Machine Gun Kelly may have just created the most boring name-change in history
By Lee Vowell
One has to hand it to Machine Gun Kelly or his public relations team or both. A relatively talentless "musician," Kelly has seemingly stayed in the public eye for a decade. This has not mostly been done with consistently great songs, but weird situations. Remember, for instance, when Kelly tried to create some kind of feud with Eminem (and Eminem basically swept Machine Gun Kelly away)?
Kelly also seems to think it is cool to be interviewed and come off looking like someone who thinks he is Sid Vicious but is more Pee-wee Herman. Willie Geist once asked him on NBC's Sunday Today program about playing punk music and Kelly responded with, "I don't play punk; I am punk." Whatever that means.
During a recent interview with Martin Brundle at an F1 Grand Prix in Brazil, Kelly seemed unable to think on his feet and then asked Brundle to play his "best air guitar" before Kelly eventually walked off in frustration. Classic Kelly as he appeared unable to make a human connection other than what was pre-sold to the public. He also appeared to be not very nice.
Machine Gun Kelly changes his name on music platforms and social media
Yet, Kelly does not seem to care much about what others may think of him. That is a good thing because many might not think that much. But while his musical career might be built on anything other than music, one might question his latest move as lacking any kind of the imagination Kelly likes to pretend he has.
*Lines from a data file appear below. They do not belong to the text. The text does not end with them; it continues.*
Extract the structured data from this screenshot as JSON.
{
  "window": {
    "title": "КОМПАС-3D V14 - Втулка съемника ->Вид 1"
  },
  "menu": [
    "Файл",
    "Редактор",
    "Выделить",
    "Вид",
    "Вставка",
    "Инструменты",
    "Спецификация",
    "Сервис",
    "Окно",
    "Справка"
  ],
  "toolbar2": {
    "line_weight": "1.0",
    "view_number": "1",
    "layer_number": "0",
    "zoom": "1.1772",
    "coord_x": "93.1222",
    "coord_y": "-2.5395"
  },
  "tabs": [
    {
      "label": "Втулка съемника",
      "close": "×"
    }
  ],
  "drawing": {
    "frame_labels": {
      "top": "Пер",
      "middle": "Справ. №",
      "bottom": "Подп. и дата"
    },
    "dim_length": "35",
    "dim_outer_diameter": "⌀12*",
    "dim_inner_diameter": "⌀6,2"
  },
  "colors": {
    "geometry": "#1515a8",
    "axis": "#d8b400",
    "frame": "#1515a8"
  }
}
Kelly, whose real name is Colson Baker, has changed his name on X (formerly known as Twitter, Spotify, Apple Music, Tidal, and YouTube from Machine Gun Kelly to, wait for it..."mgk." Lower-case at that as if Kelly (or Baker) was so quick to change his nom de plume that he forgot "MGK" might look better. "mgk" simply looks like someone was trying to spell something, forgot what they were trying to spell, and then just left the letters as they were.
But what else would we expect from Mr. Baker? He has gone from creating bad rap to poor pop-punk. His next move might be country music, who knows?